We have all experienced in some way the powerful emotion of rejection. The relationship which moved on when we wanted to stay. The pink slip from the employer we gave years of our creative lives to. The team we were cut from. The group we wanted to be part of that didn’t want us as a part of it. The teacher that discouraged us, the coach that demeaned us, the parent that disinherited us, the child that disowned us. Sadly, rejection is a universal part of the human experience.
While rejection is an unavoidable reality, I have found that there are some things I can do to mitigate or manage the emotional trauma that rejection generates in my soul. In other words, I have found ways to reject rejection:
I recognize a person’s right to be wrong about me. I have learned to love being underestimated. In 1984 the Portland Trail Blazers drafted Sam Bowie over Micheal Jordan. Sometimes the “experts” get it wrong.
I recognize my rejection is usually someone else’s opportunity. The converse is also true sometime, someone else’s rejection is my opportunity. Reminds me of the scripture in the book of Job. But he said to her, “You speak as one of the foolish women speaks. Shall we indeed accept good from God, and shall we not accept adversity?” In all this Job did not sin with his lips. Job 2:10 (NKJV)
I recognize that my rejection frees me up to another opportunity. My high school girlfriend broke up with me in the summer of 1977. This led me to a new college campus in a new state where I met my next girlfriend; 46 years later with 3 children, 2 children-in-law, and 4 grandchildren, we are still together!
I recognize the importance of having a greater appreciation for those who embrace me than concern over those who reject me. I refuse to give the second group and Satan more emotional power than the first.
I recognize that rejection does not need to be taken personally. In other words, people can reject my ideas, but it does not diminish my worth, People can reject my input but that does not invalidate my individuality. Accepting the fact that my value is not based on your opinion of me but on God's relationship with me is the key to rejecting rejection.
Over the years I’ve come to recognize that in being rejected I am in very good company. The greatest ideas and inventions of all time were almost all initially rejected. Consider the following statements from experts on some things that we commonly use today.
"This telephone has too many shortcomings to be seriously considered as a means of communication. The device is inherently of no value to us."
-- Western Union internal memo dated 1876.
"I do not believe the introduction of motorcars will ever affect the riding of horses." -- Mr. Scott-Montague, MP, in the United Kingdom in 1903.
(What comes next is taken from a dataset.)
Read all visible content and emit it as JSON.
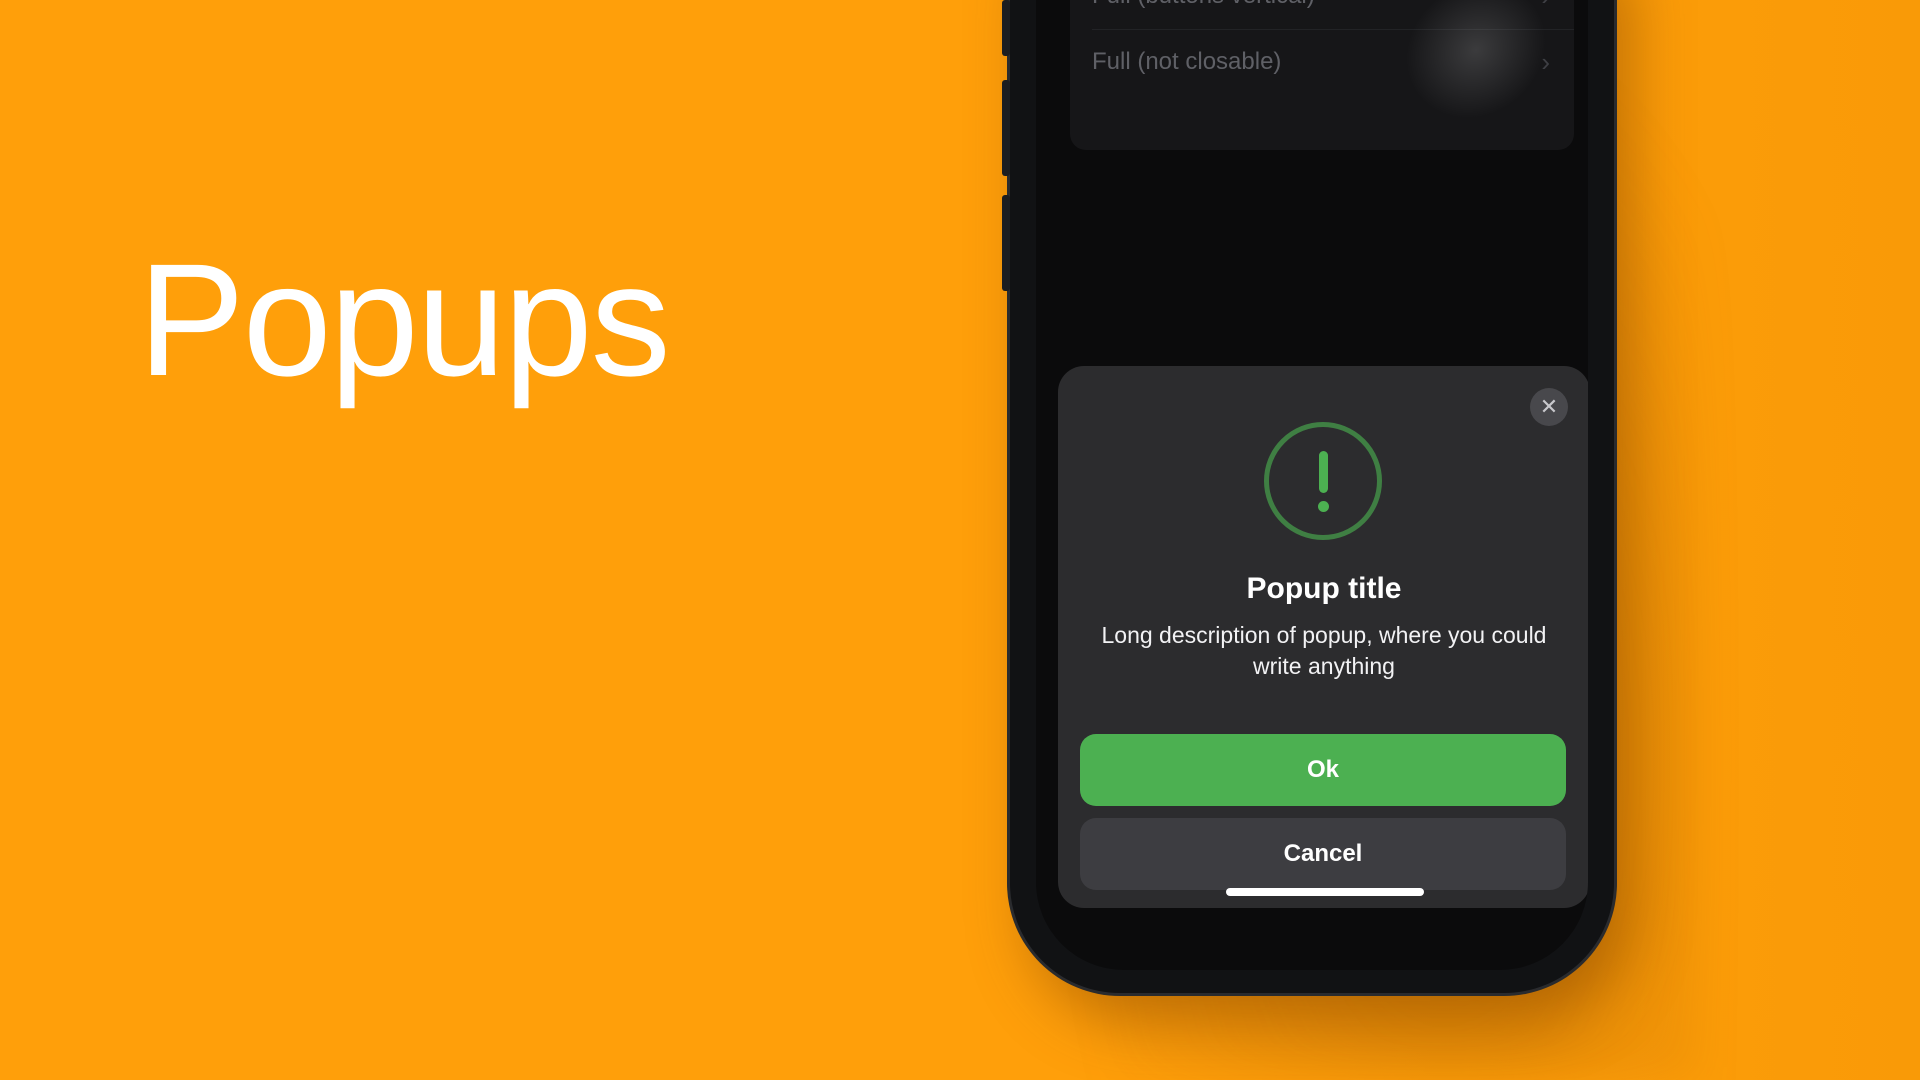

"The wireless music box has no imaginable commercial value. Who would pay for a message sent to nobody in particular?"
-- David Sarnoff's associates rejecting a proposal for investment in the radio in the 1920s.
"Who wants to hear actors talk?"
-- H.M. Warner (Warner Brothers) before rejecting a proposal for movies with sound in 1927.
Finally, I realized that the greatest man who ever lived, Jesus, God in the flesh, creator of the universe experienced rejection:
He came to His own, and His own did not receive Him. John 1:11 (NKJV)
When we experience rejection, it puts us in very good company, and like Jesus, rejection does not have to define us or deter us from the destiny God has for us.